Graziella Colombo
Since 2007 Milan has celebrated the evolution of Italian design with a permanent exhibition at Triennale, an institution dedicated to the promotion, conservation and documentation of the history of design in Italy. Open with a newly designed exhibition space, it presents a chronological selection of the most important products from the post-War years to the early 1980s. During these years there was an intense experimentation in new materials – plastic for instance – and techniques which brought great changes in behaviour at home and in society.

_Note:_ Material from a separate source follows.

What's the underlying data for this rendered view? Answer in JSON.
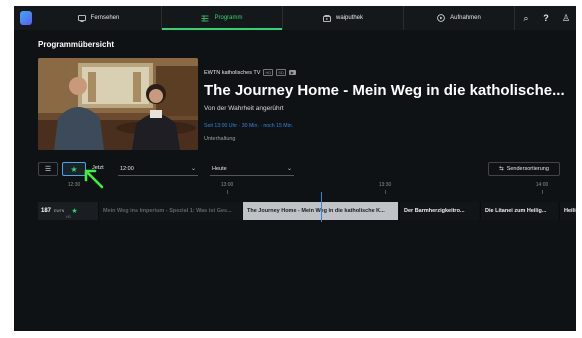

Armchairs and chairs, sofas and tables, lamps, TV sets, and bookshelves are some of the many objects on display. There is the famous radio, the Brionvega (1965), formed by two plastic shells joined by a hinge, with an open-
closed combination which indicates when the radio was in use or not. There is the Grillo (cricket) from 1966 designed by Marco Zamuso and Richard Sapper. For years this was the smallest telephone in the world, foreshadowing mobile phones. Its name comes from its snap-open mechanism and ringtone. There is even an example of the Fiat 500 (1960), the very small car so popular in Italy in the 1960s; designed by Dante Giacosa. Nuvola Rossa (red cloud) from 1977 is a bookcase designed by Vico Magistretti: when open it resembles a tepee, when closed a ladder.
As well as showing the the birth and use of new materials and technology the museum also aims to reveal how designers, craftsmen and entrepreneurs worked together to create innovative, interesting objects. For me art and design are two branches of the same tree: that one of creativity, beauty and functionality.
The Trienniale was born in 1923 when the first International Exh
ibition of Decorative Arts was inaugurated at Villa Reale in Monza. In 1933, 10 years later, the exhibition moved to the Palazzo dell’Arte in Milan, a big, modern building with large exhibition halls and public services. Despite the many social and political transformations taking place in Italian cultural and political life over the decades, Triennale has kept its role as a cultural centre where contemporary art and design can be shown and discussed. In 2023 Triennale will celebrate its 100th anniversary.
It has always been a mine of ideas and I hope it will be able to continue on this way.
Designers today face new challenges – recycling, adapting to new materials and developing sustainable projects. Ideas always move, always travel and never die.